Pourquoi l’IFP et le BRGM ont-ils conclu un tel partenariat?

La collaboration entre nos deux structures existe, de fait, depuis un bon moment. Nous avons des activités parallèles dans le domaine de la capture et du stockage du carbone (CSC). La volonté de travailler ensemble sur des logiciels de modélisation vient de l’analyse qu’il vaut mieux travailler en concertation qu’être en concurrence dans ce domaine.

Sentez-vous un regain d’intérêt particulier dans ce domaine, tant au niveau des chercheurs que des industriels et des politiques?

Il est très clair que tout le domaine CO2 prend vraiment de l’ampleur depuis quelques années. Du point de vue de l’IFP, c’est très net. Les budgets qui y sont consacrés ont énormément augmenté dans les années passées. Depuis quelques temps, on commence à avoir des projets avec des industriels.

En France, nous sommes par exemple impliqués dans le projet mené par Total dans son usine de Lacq [NDLR: l’usine de Lacq teste une filière complète allant de la récupération de CO2 dans les fumées à sa réinjection dans un gisement de gaz épuisé]. Sur le plan international, nous avons d’autres projets au Brésil avec des industriels. Je pense que les industriels voient à la fois la nécessité et l’opportunité de développer ces technologies qui pourront ensuite se concrétiser dans une filière industrielle.

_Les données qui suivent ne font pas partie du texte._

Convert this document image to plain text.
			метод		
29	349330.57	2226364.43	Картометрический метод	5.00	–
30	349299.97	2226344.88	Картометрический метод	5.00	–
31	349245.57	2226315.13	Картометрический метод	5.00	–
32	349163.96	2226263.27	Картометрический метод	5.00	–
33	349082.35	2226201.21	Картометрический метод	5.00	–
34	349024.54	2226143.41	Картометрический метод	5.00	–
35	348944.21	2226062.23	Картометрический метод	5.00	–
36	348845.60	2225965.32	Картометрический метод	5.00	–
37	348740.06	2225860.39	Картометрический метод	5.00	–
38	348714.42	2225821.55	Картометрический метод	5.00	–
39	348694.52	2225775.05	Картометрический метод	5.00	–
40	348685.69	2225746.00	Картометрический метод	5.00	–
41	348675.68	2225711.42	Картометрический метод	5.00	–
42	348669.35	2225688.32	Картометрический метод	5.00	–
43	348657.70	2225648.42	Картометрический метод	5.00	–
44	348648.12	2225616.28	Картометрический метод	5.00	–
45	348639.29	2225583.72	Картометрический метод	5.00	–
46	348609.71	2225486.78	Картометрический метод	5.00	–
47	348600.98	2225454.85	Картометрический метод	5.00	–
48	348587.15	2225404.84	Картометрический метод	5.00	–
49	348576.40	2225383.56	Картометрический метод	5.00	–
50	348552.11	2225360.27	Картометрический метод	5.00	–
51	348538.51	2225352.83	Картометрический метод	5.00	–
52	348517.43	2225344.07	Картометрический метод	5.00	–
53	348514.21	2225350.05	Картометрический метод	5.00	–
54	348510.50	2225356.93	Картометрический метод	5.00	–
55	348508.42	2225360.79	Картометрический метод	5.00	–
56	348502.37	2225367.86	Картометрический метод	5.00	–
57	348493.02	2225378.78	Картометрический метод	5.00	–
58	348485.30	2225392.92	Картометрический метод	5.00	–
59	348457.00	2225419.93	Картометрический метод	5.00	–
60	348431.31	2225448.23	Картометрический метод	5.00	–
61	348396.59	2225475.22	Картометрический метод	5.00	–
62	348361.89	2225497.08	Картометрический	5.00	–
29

Mais la question du CSC est avant tout dépendante de décisions politiques à l’échelle mondiale. Ces décisions se font un peu attendre, mais elles murissent tout doucement. A ce titre, je pense que le paquet énergie-climat va dans le bon sens, même s’il reste beaucoup à faire.

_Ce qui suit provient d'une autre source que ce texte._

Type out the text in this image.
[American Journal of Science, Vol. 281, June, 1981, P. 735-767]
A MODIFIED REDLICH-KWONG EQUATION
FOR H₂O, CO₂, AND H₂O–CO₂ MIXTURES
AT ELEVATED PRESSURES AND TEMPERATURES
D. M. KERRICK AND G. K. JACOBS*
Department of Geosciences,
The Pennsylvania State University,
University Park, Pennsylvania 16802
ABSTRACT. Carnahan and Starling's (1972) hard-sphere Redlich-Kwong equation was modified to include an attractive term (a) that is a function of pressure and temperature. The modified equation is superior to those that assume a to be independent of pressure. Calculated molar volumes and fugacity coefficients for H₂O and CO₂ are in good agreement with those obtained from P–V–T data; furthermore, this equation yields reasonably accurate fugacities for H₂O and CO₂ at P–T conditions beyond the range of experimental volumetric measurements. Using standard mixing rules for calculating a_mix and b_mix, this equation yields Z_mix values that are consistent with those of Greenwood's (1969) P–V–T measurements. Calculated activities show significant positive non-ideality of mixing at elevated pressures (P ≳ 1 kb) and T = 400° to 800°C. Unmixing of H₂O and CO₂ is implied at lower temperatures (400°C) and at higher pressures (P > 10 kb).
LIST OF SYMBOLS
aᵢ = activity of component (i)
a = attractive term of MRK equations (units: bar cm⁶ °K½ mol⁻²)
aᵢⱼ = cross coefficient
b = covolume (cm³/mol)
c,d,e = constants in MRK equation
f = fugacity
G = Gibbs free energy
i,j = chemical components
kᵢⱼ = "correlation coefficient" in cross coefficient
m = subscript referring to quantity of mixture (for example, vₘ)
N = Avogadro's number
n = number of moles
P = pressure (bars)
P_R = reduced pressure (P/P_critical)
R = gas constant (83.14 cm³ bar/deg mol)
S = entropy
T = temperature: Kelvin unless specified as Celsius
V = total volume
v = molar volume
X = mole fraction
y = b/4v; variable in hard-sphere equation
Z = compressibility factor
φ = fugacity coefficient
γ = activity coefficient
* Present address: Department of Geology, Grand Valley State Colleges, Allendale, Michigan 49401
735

Plus globalement, où en sommes-nous sur cette question du CSC?

Le problème le plus crucial est au niveau des décideurs et des politiques. La technologie nécessaire pour la mise en place du CSC est connue, même s’il y a des verrous technologiques sur lesquels nous travaillons. Dans le passé, ces technologies ont été largement développées dans le cadre de l’action pétrolière classique.

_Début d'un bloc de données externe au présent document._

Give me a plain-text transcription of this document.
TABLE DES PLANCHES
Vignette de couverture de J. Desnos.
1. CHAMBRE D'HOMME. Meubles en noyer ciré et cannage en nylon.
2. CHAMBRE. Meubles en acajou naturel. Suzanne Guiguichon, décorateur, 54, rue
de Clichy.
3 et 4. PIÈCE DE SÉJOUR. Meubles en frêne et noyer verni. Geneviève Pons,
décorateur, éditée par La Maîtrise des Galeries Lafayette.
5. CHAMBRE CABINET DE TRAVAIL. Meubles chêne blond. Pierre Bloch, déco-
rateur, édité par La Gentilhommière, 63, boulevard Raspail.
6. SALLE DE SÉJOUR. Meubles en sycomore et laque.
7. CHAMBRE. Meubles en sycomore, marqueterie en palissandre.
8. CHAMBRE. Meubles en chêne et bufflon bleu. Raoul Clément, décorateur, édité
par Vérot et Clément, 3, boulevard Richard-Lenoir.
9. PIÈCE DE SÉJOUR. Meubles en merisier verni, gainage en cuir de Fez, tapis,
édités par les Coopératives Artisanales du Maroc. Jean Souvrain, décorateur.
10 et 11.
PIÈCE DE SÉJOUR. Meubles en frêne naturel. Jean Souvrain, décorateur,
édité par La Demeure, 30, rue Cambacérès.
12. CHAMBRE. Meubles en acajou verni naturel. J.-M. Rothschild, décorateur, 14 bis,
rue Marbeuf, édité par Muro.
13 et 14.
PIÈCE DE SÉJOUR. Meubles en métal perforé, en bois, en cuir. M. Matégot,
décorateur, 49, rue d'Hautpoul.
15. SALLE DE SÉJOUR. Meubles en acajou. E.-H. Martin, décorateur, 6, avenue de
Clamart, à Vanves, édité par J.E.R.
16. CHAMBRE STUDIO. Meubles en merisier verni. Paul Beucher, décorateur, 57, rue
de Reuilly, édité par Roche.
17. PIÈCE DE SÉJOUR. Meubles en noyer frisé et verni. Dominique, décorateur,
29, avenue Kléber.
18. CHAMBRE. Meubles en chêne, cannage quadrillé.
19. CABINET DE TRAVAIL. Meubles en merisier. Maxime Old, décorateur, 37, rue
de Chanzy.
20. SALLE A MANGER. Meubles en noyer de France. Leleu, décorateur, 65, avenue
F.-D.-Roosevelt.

On s’intéresse en effet à des zones «vierges» du sous-sol. Elles n’ont pas contenu d’hydrocarbures pendant des millions d’années, et n’ont pas  encore prouvé leur efficacité. Il faut donc s’assurer de la réactivité des substances acides enfouies avec le réservoir qu’est le sous-sol.
Evidemment, on peut toujours objecter qu’il faut attendre 10.000 ans pour savoir si ça marche, mais ce n’est pas un argument recevable. (Lire le dossier d’EurActiv.fr)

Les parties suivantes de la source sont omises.